The problem with Yes bank was under-reported NPAs. Even after RBI did an audit and asked Yes Bank to report the divergence as NPAs, Yes bank pretended like they did not exist. [we wrote about this too. find it in the tweet thread above].

Yes Bank was a ticking time bomb. It was a question of ‘when’, not ‘if’.

In Q3FY20 results, their gross NPAs jumped to 18.87%, from 7.39% in Q2FY20. Not because 11% of their loan book suddenly defaulted. They just finally decided to report things as they were, well mostly.

RBL and Indusind are different. They have their NPA problems, but we don’t expect them to balloon 2x overnight. Any potential impact will be to their profitability, not their survival.

The Side Effect of Yes Bank Fiasco

Bank failures are not like regular corporate failures. Banks going bust shakes depositor trust. Even RBI guarantees don’t seem to count for much when that trust is in short supply.

More deposits Coming In PSU Banks

Customers will still need to maintain deposits. When in doubt, they will prefer PSU Banks, since the biggest promoter, the Government of India can’t afford to let them go bust. That’s the perception. In reality, both private and PSU banks are regulated by the RBI.

PSU banks are already sitting on deposits without lending out. Advance growth for PSU banks has been flat or negative for the most pat of the year. More deposits will only result in money being parked with RBI rather than coming back into real economy.

Smaller Private Banks Cost of Funding to Increase

The major difference between banks and NBFCs is, banks can take deposits and NBFC cannot. Fixed-term deposits along with current and savings account (CASA) gives banks access to low-cost funds.

With panic around private banks, the only way to retain depositors is by bringing awareness and increasing deposit rates.

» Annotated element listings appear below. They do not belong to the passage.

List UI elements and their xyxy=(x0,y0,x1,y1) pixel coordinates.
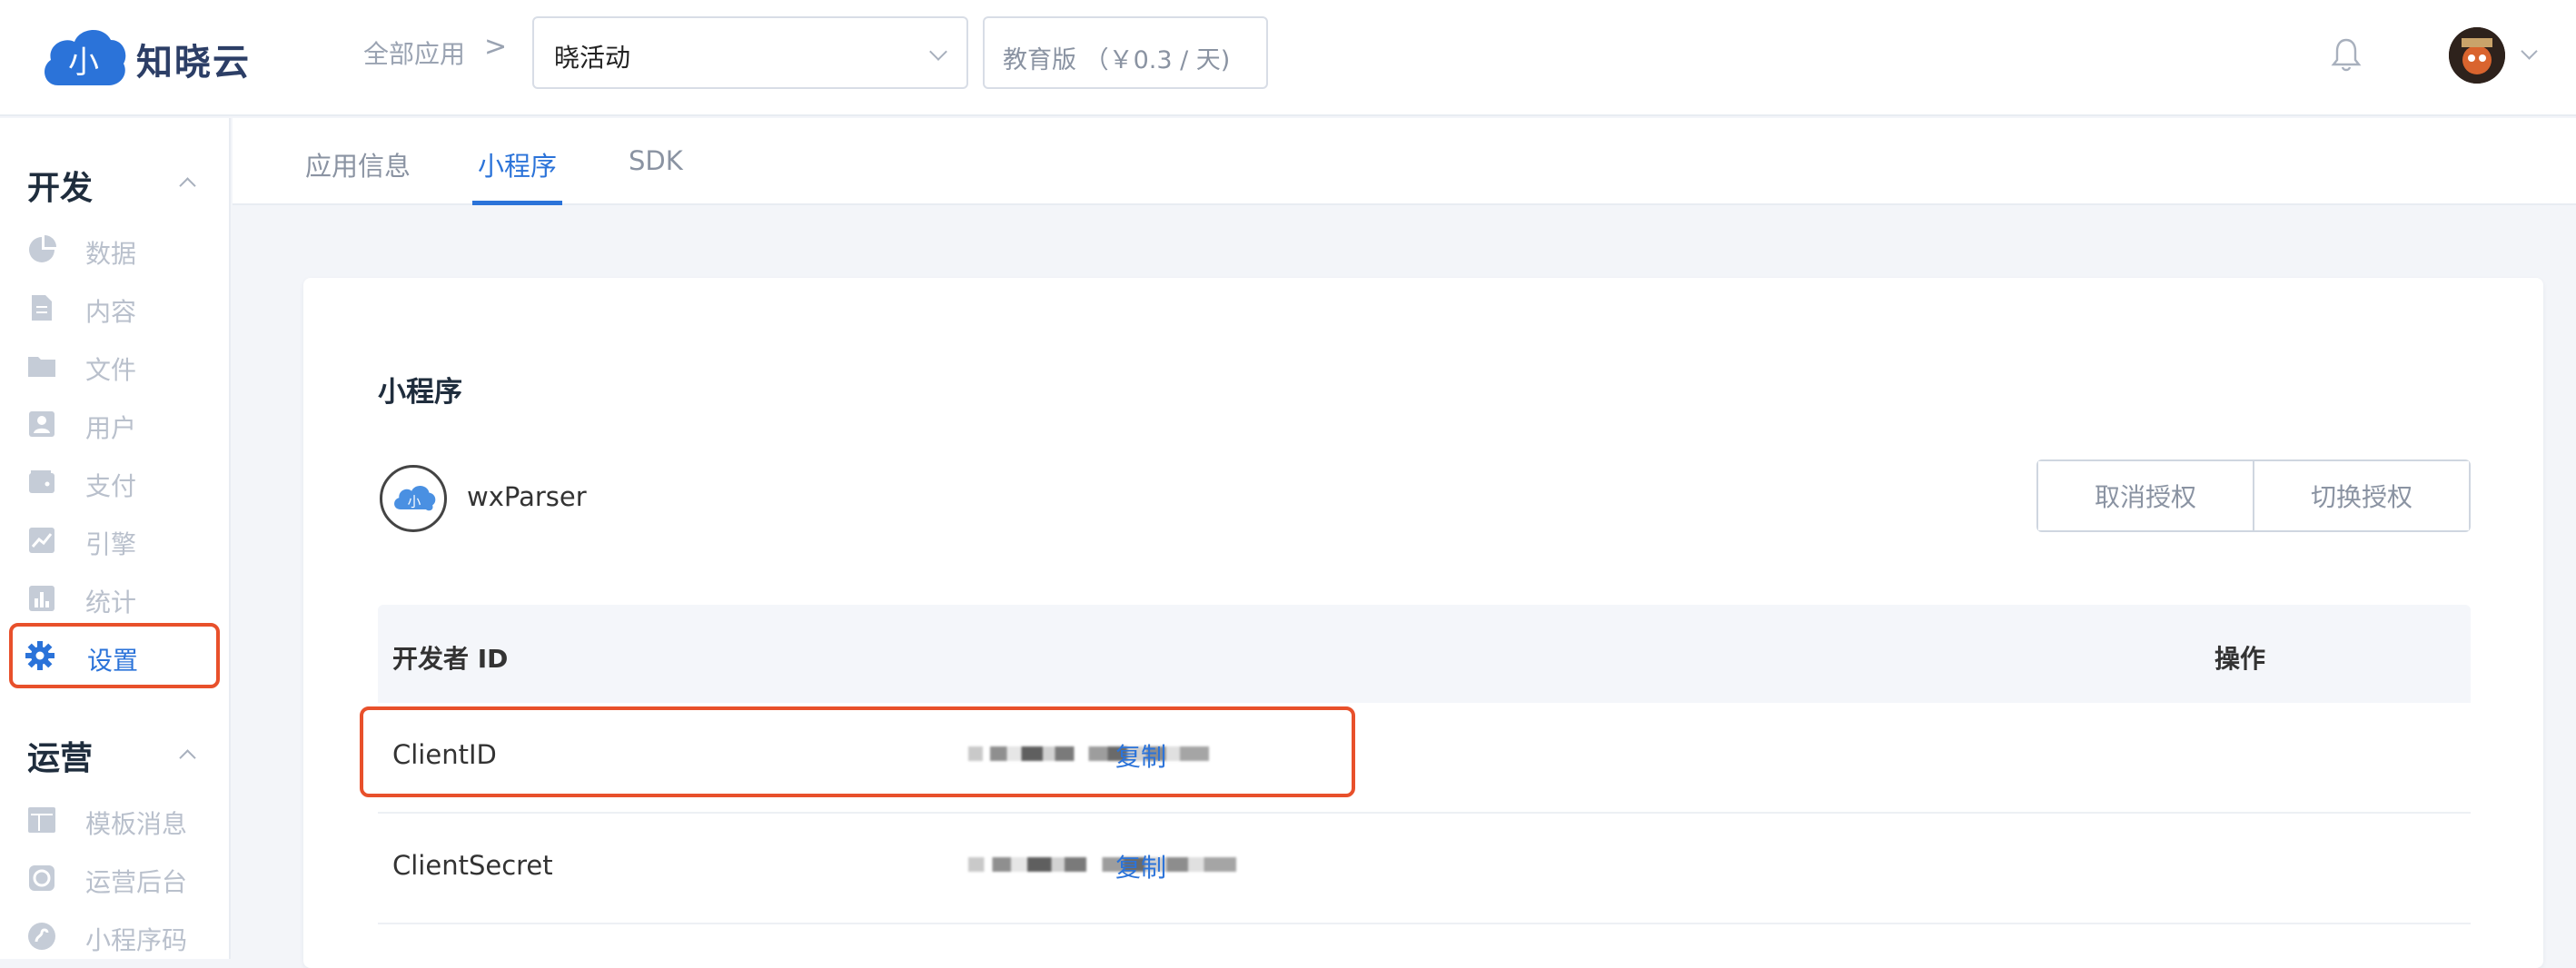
app-select[interactable]: 晓活动 xyxy=(532,16,968,89)
column-header-developer-id: 开发者 ID xyxy=(392,644,509,674)
table-row-client-secret: ClientSecret 复制 xyxy=(378,814,2471,924)
logo-cloud-icon[interactable]: 小 xyxy=(38,20,129,93)
sidebar-item-label: 文件 xyxy=(85,355,137,385)
sidebar-section-ops[interactable]: 运营 xyxy=(27,732,93,779)
sidebar-item-template-msg[interactable]: 模板消息 xyxy=(13,794,218,846)
sidebar-item-ops-console[interactable]: 运营后台 xyxy=(13,852,218,904)
gear-icon xyxy=(25,641,54,670)
sidebar-item-users[interactable]: 用户 xyxy=(13,398,218,450)
sidebar-item-label: 运营后台 xyxy=(85,867,188,897)
sidebar-item-label: 统计 xyxy=(85,588,137,617)
template-icon xyxy=(28,807,55,833)
sidebar-item-engine[interactable]: 引擎 xyxy=(13,514,218,567)
folder-icon xyxy=(28,357,55,377)
app-select-value: 晓活动 xyxy=(554,43,631,73)
miniprogram-name: wxParser xyxy=(467,481,587,512)
sidebar-item-label: 模板消息 xyxy=(85,809,188,839)
avatar[interactable] xyxy=(2449,27,2505,84)
edition-label: 教育版 （￥0.3 / 天) xyxy=(1003,46,1231,74)
sidebar-item-label: 数据 xyxy=(85,239,137,269)
qrcode-icon xyxy=(28,923,55,950)
tab-bar: 应用信息 小程序 SDK xyxy=(233,118,2576,205)
sidebar-item-data[interactable]: 数据 xyxy=(13,223,218,276)
user-icon xyxy=(29,411,54,437)
client-secret-value-redacted xyxy=(968,857,1241,877)
switch-auth-button[interactable]: 切换授权 xyxy=(2253,461,2469,530)
table-header: 开发者 ID 操作 xyxy=(378,605,2471,703)
bell-icon[interactable] xyxy=(2331,36,2362,73)
chevron-up-icon[interactable] xyxy=(179,749,196,766)
revoke-auth-button[interactable]: 取消授权 xyxy=(2038,461,2253,530)
chevron-up-icon[interactable] xyxy=(179,177,196,194)
wallet-icon xyxy=(29,470,54,493)
client-id-highlight-box xyxy=(360,706,1355,797)
sidebar-section-dev[interactable]: 开发 xyxy=(27,162,93,209)
brand-name[interactable]: 知晓云 xyxy=(136,33,251,85)
page-title: 小程序 xyxy=(378,376,462,409)
tab-sdk[interactable]: SDK xyxy=(629,145,683,205)
sidebar-item-label: 小程序码 xyxy=(85,925,188,955)
copy-client-secret-button[interactable]: 复制 xyxy=(1115,848,1166,884)
tab-app-info[interactable]: 应用信息 xyxy=(305,145,411,205)
svg-text:小: 小 xyxy=(68,44,99,81)
svg-text:小: 小 xyxy=(408,494,421,509)
sidebar-item-label: 引擎 xyxy=(85,529,137,559)
sidebar: 开发 数据 内容 文件 用户 支付 引擎 统计 设置 运营 模板消息 运营后台 … xyxy=(0,118,231,959)
sidebar-item-qrcode[interactable]: 小程序码 xyxy=(13,910,218,963)
chevron-down-icon[interactable] xyxy=(2521,43,2538,60)
breadcrumb-all-apps[interactable]: 全部应用 xyxy=(363,35,465,71)
sidebar-item-settings[interactable]: 设置 xyxy=(9,623,220,688)
row-key: ClientSecret xyxy=(392,850,553,881)
sidebar-item-label: 内容 xyxy=(85,297,137,327)
sidebar-item-files[interactable]: 文件 xyxy=(13,340,218,392)
pie-chart-icon xyxy=(29,235,56,262)
sidebar-item-label: 支付 xyxy=(85,471,137,501)
console-icon xyxy=(29,865,54,891)
document-icon xyxy=(32,295,52,321)
sidebar-item-stats[interactable]: 统计 xyxy=(13,572,218,625)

Awareness will take time, but temporarily raising the deposit rates will lure the depositors to stay put.

This might increase the funding cost small private banks but will not make much of dent on their profitability as their NIMs are comparatively high enough.

Bottomline: RBL Bank and IndusInd Bank are not at the precipice Yes Bank kept stepping back towards. We don’t think there’s a credible risk of them going the same route. Banks operate on depositor confidence. In their case, even if that gets shaken, they take a hit to the bottomline and live to fight another day. Depositors in these banks can rest easy. Shareholders, might take a while before they have reason to celebrate.